Libetarianism Co-Option Watchby Doug Mataconis
A lot of people are calling themselves libertarians these days, but it seems doubtful that many of them really believe in a consistent philosophy of individual liberty. When the word “libertarian” can be used to self-describe someone like Bill Mahr or Markos Moulitsas, it’s pretty much devoid of any meaning.
The latest example comes from Patrick Ruffini, who has a column up Hugh Hewitt’s blog discussing what he thinks libertarianism’s future is all about:
Assuming Paul loses, where does small-l libertarianism go from here? His movement already did the smart thing by making peace with social conservatism. Libertarianism is no longer aligned with libertine stances on abortion and gay rights.
To become the ascendant ideology within the GOP, I suspect they’ll have to find a way to do the same thing on national security. The war on terror writ large is the one big thing social and economic conservatives agree on, and Ron Paul is vocally aligned against both.
Mainstream Republican libertarians might be gung-ho for Paul’s small-government idealism, they might adopt Glenn Reynoldsish skepticism of the homeland security bureaucracy, and even John McCain has lately made a thing of ripping the military-industrial complex, but there is no way — I repeat NO WAY — they will embrace Ron Paul if he continues to blame America for 9/11 and imply that America is acting illegally in defending itself around the globe. Even if they aren’t the biggest fans of the war, most people that are available for Ron Paul on the right are by temperament patriotic and will never vote for someone who sounds like Noam Chomsky.
When he’s analyzing elections, Ruffini is top-notch, but he’s also a conservative so it’s understandable that he’d be under the mistaken impression that just because Ron Paul opposes abortion rights and thinks that states should have the right to ban gay marriage that libertarians as a group have suddenly adopted the social conservative gospel on either of those issue. If he paid more attention to libertarians than he apparently has before Ron Paul ran for President, Ruffini would know that his positions on abortion and gay rights are not shared by most other people who call themselves libertarians.
In Ruffini’s mind, then, Ron Paul has succeeded because he melded libertarianism with social conservatism. Therefore, he seems to argue, if libertarians really want to succeed, they should adopt neo-conservative foreign policy.
But then it really wouldn’t be libertarianism would it ?
Libertarians can and do disagree on foreign policy issues, and there’s been more than enough criticism of what sometimes seems like a naive view of Islamic terrorism that comes from some corners of the movement.
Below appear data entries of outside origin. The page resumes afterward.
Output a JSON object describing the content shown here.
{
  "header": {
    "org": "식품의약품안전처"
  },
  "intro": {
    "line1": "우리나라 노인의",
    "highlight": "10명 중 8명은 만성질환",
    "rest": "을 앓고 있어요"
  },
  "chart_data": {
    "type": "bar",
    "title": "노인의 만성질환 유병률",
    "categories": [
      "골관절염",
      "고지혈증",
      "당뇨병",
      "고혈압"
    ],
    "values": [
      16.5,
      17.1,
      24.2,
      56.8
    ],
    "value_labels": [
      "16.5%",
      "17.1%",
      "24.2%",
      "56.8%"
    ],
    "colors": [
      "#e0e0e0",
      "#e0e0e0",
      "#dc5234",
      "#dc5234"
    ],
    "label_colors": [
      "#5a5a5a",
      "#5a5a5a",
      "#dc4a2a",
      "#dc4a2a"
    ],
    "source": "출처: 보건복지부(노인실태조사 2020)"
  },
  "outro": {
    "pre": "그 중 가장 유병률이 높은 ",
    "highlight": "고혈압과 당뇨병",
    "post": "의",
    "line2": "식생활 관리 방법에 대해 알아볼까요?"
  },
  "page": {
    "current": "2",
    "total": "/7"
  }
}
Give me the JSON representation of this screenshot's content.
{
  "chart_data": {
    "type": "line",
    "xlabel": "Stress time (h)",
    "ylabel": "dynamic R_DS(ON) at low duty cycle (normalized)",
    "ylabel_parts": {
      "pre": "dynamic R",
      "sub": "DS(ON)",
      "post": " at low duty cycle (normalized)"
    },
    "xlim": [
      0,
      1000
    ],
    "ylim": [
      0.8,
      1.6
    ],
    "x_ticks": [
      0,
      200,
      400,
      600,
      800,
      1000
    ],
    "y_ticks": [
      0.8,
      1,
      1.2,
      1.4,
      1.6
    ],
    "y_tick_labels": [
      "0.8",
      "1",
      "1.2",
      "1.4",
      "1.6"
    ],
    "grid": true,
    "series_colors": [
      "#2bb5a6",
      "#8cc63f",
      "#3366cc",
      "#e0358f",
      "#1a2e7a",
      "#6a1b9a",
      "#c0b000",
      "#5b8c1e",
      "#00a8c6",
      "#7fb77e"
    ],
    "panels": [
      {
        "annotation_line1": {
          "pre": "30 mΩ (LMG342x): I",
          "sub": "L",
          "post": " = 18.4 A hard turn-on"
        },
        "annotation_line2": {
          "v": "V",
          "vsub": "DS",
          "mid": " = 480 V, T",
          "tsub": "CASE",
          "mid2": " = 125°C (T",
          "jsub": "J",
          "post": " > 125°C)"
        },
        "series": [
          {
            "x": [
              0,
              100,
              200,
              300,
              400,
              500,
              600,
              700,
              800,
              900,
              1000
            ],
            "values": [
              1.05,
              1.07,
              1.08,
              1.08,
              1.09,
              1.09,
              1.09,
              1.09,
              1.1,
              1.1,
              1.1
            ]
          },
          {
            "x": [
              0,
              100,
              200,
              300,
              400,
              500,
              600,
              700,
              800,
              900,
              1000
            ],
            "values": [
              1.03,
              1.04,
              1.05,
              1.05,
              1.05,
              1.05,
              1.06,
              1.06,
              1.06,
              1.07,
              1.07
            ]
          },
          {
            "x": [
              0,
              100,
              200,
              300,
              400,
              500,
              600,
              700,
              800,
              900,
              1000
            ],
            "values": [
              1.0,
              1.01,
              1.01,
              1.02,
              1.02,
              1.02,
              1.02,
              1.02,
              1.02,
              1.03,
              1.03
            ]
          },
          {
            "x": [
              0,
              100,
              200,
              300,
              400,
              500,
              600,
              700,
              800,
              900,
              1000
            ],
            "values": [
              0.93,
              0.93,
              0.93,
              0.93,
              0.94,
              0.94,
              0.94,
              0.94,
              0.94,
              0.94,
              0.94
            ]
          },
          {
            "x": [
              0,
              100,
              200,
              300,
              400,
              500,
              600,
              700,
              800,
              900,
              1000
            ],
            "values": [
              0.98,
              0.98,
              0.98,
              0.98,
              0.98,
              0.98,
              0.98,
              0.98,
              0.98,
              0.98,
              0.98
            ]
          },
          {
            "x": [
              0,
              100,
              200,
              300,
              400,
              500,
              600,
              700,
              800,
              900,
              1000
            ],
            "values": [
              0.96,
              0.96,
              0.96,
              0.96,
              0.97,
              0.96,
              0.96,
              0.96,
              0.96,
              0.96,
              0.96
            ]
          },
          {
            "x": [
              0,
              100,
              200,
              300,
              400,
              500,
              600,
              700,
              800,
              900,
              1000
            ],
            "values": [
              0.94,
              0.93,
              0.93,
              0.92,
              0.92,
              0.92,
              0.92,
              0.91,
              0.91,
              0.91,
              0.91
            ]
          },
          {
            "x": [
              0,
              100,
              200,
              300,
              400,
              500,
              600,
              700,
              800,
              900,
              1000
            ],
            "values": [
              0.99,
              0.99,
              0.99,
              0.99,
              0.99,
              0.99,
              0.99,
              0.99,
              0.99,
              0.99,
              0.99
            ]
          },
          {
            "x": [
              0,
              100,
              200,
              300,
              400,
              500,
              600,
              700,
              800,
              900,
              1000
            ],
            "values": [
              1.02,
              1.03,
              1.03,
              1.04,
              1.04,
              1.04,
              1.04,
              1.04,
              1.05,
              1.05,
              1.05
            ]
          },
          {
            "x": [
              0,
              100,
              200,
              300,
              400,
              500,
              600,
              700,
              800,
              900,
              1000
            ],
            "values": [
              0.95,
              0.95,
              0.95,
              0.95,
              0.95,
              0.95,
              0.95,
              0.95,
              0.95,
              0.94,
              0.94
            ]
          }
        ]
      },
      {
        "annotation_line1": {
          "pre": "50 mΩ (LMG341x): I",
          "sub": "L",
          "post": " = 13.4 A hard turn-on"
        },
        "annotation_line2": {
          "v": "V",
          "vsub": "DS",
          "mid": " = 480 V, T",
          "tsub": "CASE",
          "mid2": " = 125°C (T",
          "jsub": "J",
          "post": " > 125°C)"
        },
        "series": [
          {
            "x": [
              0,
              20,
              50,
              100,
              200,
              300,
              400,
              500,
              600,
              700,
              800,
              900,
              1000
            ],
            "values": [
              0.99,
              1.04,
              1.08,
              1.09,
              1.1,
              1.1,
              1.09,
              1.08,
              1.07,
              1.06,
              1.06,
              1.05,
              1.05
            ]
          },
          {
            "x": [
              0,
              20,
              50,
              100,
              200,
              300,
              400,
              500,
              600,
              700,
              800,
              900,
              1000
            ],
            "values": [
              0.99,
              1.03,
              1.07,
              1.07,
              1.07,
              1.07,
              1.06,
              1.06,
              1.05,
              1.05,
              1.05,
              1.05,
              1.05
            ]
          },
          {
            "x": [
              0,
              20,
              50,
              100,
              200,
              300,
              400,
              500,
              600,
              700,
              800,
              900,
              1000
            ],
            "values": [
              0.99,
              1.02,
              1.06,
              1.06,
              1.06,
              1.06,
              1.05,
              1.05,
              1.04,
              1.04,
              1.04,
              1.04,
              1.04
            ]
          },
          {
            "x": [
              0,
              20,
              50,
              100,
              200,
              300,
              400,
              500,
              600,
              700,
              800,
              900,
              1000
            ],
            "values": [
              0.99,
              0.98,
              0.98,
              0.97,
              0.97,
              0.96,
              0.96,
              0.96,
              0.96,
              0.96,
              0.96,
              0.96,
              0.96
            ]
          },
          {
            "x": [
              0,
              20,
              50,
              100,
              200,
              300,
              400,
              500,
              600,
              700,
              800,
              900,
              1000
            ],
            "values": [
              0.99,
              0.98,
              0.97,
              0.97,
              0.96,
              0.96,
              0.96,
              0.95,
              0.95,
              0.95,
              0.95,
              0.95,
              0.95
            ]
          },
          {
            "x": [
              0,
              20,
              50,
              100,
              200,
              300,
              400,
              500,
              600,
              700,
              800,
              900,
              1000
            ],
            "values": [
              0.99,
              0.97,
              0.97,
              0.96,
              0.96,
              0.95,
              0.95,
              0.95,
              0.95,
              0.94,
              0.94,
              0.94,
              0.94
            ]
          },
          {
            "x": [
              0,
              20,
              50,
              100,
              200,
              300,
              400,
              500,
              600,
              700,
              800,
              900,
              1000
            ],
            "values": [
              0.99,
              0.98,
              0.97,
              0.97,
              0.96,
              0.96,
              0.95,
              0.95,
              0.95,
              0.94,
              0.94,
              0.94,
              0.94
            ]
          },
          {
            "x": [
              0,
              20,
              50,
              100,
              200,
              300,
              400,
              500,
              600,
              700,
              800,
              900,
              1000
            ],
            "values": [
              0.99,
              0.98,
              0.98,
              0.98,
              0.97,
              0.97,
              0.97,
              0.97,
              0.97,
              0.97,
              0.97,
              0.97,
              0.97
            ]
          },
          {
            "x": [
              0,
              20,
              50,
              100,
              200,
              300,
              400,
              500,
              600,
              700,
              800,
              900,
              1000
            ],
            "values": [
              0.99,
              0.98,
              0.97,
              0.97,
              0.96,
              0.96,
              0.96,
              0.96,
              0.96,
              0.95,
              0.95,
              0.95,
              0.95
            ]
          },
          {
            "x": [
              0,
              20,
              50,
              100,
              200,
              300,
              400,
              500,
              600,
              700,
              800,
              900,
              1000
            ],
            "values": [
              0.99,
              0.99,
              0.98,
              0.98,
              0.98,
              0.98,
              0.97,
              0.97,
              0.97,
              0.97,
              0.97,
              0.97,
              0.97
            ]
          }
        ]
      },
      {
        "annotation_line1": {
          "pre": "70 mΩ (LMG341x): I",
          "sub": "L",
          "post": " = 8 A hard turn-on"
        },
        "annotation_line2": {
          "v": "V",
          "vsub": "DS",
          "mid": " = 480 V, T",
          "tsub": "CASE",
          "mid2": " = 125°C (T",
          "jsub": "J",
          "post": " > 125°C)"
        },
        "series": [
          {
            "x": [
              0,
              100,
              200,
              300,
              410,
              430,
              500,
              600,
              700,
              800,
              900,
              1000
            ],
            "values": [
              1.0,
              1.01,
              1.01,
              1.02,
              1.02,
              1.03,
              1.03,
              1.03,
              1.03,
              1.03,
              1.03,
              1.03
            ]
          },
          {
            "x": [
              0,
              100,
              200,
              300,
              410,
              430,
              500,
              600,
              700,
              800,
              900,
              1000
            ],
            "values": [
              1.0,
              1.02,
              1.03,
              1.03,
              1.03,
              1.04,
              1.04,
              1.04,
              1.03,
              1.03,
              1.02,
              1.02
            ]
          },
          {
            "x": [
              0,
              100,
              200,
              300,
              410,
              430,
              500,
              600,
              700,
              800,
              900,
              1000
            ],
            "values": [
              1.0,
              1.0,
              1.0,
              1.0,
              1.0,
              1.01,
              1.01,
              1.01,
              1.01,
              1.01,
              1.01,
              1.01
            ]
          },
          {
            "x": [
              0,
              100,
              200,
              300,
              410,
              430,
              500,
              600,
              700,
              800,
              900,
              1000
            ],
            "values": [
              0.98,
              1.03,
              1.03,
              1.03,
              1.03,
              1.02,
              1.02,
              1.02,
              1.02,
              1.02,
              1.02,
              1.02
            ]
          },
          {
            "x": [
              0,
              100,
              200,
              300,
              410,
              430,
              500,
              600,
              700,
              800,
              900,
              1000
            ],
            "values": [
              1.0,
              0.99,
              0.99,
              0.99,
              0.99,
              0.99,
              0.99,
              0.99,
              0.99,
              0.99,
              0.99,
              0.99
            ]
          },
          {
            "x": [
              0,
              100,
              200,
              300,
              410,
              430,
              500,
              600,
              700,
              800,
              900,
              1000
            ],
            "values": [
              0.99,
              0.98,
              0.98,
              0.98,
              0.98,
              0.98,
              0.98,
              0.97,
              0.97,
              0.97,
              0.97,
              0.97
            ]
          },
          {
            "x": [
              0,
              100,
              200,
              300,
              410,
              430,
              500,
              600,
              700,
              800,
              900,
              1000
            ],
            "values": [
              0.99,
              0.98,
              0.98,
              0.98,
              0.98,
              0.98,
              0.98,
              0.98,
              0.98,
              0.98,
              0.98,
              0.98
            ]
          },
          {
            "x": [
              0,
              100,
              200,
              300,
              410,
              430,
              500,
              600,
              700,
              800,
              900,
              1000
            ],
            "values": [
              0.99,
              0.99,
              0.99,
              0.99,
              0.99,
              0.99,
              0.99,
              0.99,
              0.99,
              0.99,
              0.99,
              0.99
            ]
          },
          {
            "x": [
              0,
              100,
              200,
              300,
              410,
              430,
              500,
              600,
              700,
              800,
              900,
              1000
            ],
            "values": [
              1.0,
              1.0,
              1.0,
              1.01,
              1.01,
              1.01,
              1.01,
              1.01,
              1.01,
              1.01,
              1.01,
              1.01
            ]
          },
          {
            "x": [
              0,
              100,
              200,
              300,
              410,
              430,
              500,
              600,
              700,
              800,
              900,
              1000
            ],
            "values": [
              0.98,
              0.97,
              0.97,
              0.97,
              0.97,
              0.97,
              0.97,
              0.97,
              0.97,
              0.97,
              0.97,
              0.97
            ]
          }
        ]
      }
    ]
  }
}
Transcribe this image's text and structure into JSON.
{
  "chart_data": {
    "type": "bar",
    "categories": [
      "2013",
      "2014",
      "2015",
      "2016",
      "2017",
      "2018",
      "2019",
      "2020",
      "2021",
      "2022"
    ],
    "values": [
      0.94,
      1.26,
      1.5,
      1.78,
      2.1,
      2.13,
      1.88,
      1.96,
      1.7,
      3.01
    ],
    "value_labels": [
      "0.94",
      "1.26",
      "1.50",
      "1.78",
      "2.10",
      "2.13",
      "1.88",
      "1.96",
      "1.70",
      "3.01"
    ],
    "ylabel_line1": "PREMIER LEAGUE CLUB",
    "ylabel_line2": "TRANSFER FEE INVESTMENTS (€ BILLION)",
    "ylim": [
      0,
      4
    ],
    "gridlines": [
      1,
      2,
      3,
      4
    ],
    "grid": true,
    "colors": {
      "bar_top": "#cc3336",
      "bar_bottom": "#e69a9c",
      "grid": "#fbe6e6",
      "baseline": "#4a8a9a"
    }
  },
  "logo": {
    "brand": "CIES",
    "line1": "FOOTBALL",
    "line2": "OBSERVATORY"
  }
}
And there is plenty of disagreement with the idea that the United States should withdraw inside its borders and not worry about any nation that can’t directly strike us. But there’s absolutely nothing that neo-conservatives who think that invading Iraq was a good idea, even if it was badly executed, can offer that would be of value to libertarianism.
So what would Ruffini define as libertarianism ?
As someone who routinely called myself a libertarian prior to 9/11, here’s how I would square the circle: Absolute freedom within our borders, for our own citizens; eternal vigilance and (when necessary) ruthlessness abroad. For libertarian ideals to survive, they must be relentlessly defended against the likes of Islamic extremists
On some level, this almost sounds appealing. Absolute freedom at home ? Sounds good to mean. Eternal vigilance and ruthlessness in the face of our enemies ? Sounds fine too.
The problem comes when you remember that the “absolute freedom” that Ruffini talks about is tempered by social conservative and Christianist restrictions on personal liberty for those deemed to be engaging in “unacceptable” behavior and that our experiences since 9/11 have indicated that the price of vigilance all too often includes unacceptable intrusions into the civil liberties of American citizens and that ruthlessness often includes the use of methods of torture that one would have thought the civilized world had left behind long ago.
Ruffini is right that the American public may well react negatively to someone who says that the United States is to blame for 9/11. Additionally, opinion polls consistently show that the American public has a different view of the War on Terror than they do of the Iraq War.
But opposition to the Iraq War doesn’t necessarily equate to adoption of the foreign policy views of the guys over at LewRockwell.com, and there’s no need for libertarians to turn into Norman Podhoretz for the sake of winning elections.